Crater Lake N.P., OR

     In August of 2013, Becky (my wife) and I was on our way back from vacationing in Point Arena, California; when we had the opportunity to explore Crater Lake National Park in Oregon; USA.

Southern Oregon area map, USA

     Crater Lake partially fills a 1,200-meter deep caldera, a depression formed by collapse of ancestral Mount Mazama during the violent eruption of 50 cubic kilometers of magma, or molten rock, about 7,700 years ago.  Crater Lake National Park is an American national park located in southern Oregon.

I’m posing at Crater Lake National Park, Oregon 2013

     Volcanic activity in this area is fed by subduction off the coast of Oregon as the Juan de Fuca Plate slips below the North American Plate. Heat and compression generated by this movement has created a mountain chain topped by a series of volcanoes, which together are called the Cascade Range. The large volcanoes in the range are called the High Cascades. About 400,000 years ago, Mount Mazama began its existence in much the same way as the other mountains of the High Cascades, as overlapping shield volcanoes. Over time, alternating layers of lava flows and pyroclastic flows built Mazama’s overlapping cones until it reached about 3,400 m in height.
As the young stratovolcano grew, many smaller volcanoes and volcanic vents were built in the area of the park and just outside what are now the park’s borders.

Juan De Fuca Plate Subduction, image taken from Wilson, 1993

     Mount Mazama began its climactic eruption about 7,700 years ago, blowing out about 50 cubic kilometers of magma as pyroclastic materials (mostly rhyodacite pumice and fine ash) in at most a few days. The volcanic ash covered parts of the northwestern states to as far as central Canada.

The climactic eruption of Crater Lake, image taken from

     The climactic eruption was fed by magma that had accumulated in a chamber about 5 km below the surface. As the enormous volume of magma  was rapidly removed to feed the eruption, the roof of the magma chamber collapsed, forming the bowl-shape depression known as a caldera. The caldera has a diameter of approximately 8 km north to south and 10 km (east to west, with an approximate depth of 1,200 m from the caldera rim to the lake floor. Pyroclastic flows deposited pumice and ash on all flanks of Mount Mazama and in valleys below.
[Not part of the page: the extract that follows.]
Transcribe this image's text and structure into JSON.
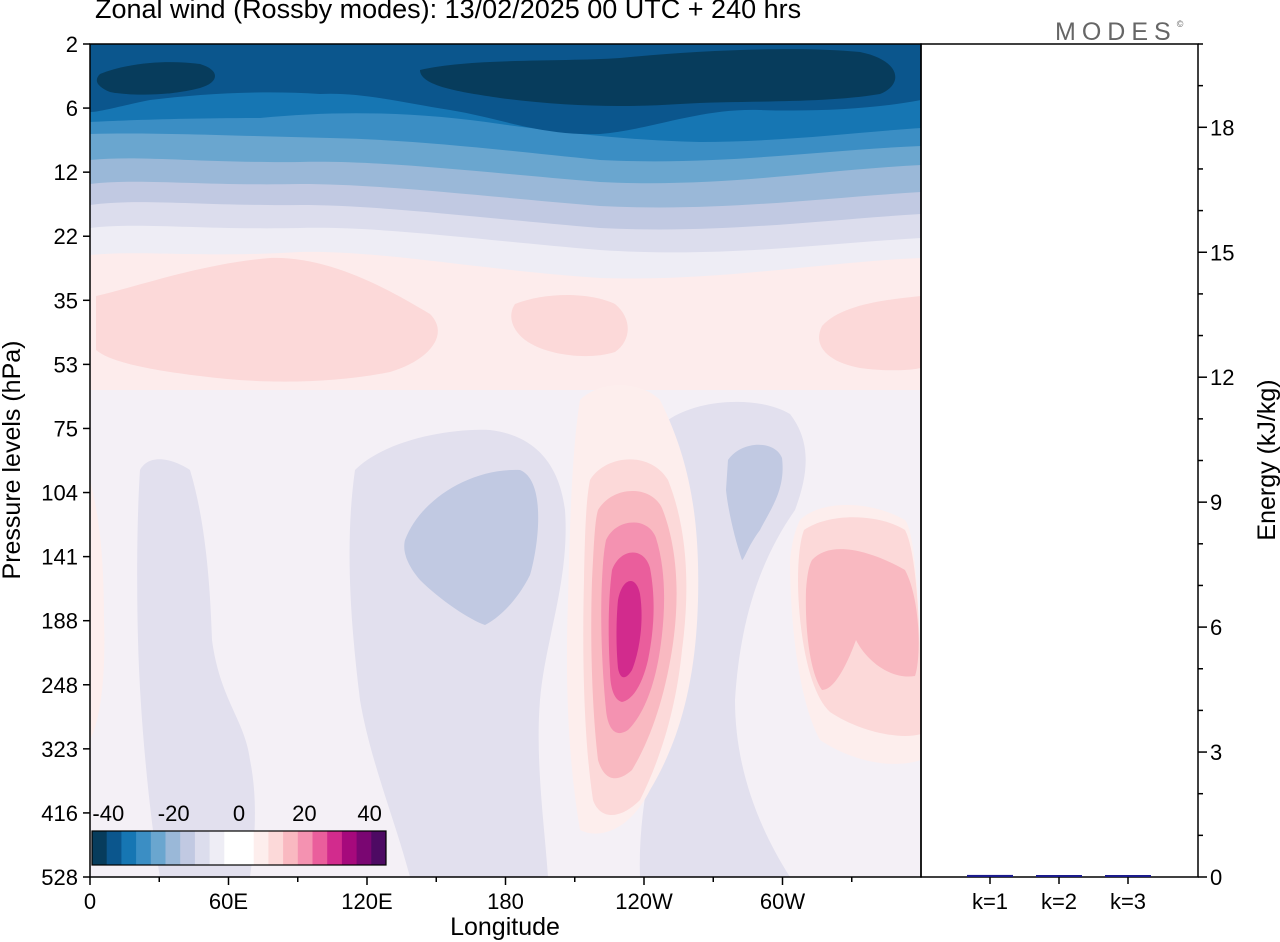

The caldera of Crater Lake, image taken from

     The caldera was partly filled with pyroclastic materials and rock debris from its unstable walls. Subsequent to the climactic eruption, all volcanic activity has occurred within the caldera itself. Renewed volcanism built the postcaldera volcanoes of the central platform, Merriam Cone, and Wizard Island.
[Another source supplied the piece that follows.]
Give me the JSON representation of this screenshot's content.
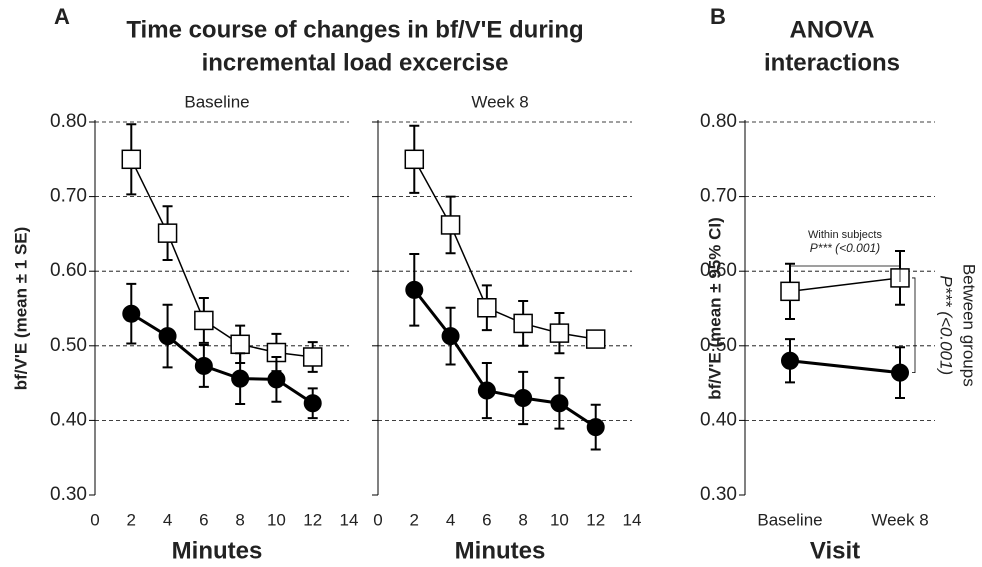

Artist depiction of Crater Lake, Oregon
West Crater Lake
Central Crater Lake
Eastern Crater Lake

     Pictured below, The dark rock spine that juts from the cliff between Hillman Peak and Llao Rock, reaching from the lake to the rim, is called the Devil’s Backbone. This 18 m wide, 420 m high rib of rock is a large dike, the geologic name for a blade-like intrusion of magma from underground that has been injected into a fracture. The solidified magma in the Devil’s Backbone dike is more resistant to erosion than the surrounding material, and stands out as a prominent vertical ledge.

The Devil’s Backbone on the western side of Crater Lake 

     The lake is 594 m deep at its deepest point, which makes it the deepest lake in the United States, the second-deepest in North America and the ninth-deepest in the world.

Becky posing at Crater Lake National Park, 2013, (looking north towards Wizard Island)

     Crater Lake has no streams flowing into or out of it. All water that enters the lake is eventually lost from evaporation or subsurface seepage. The lake’s water commonly has a striking blue hue, and the lake is refilled entirely from direct precipitation in the form of snow and rain.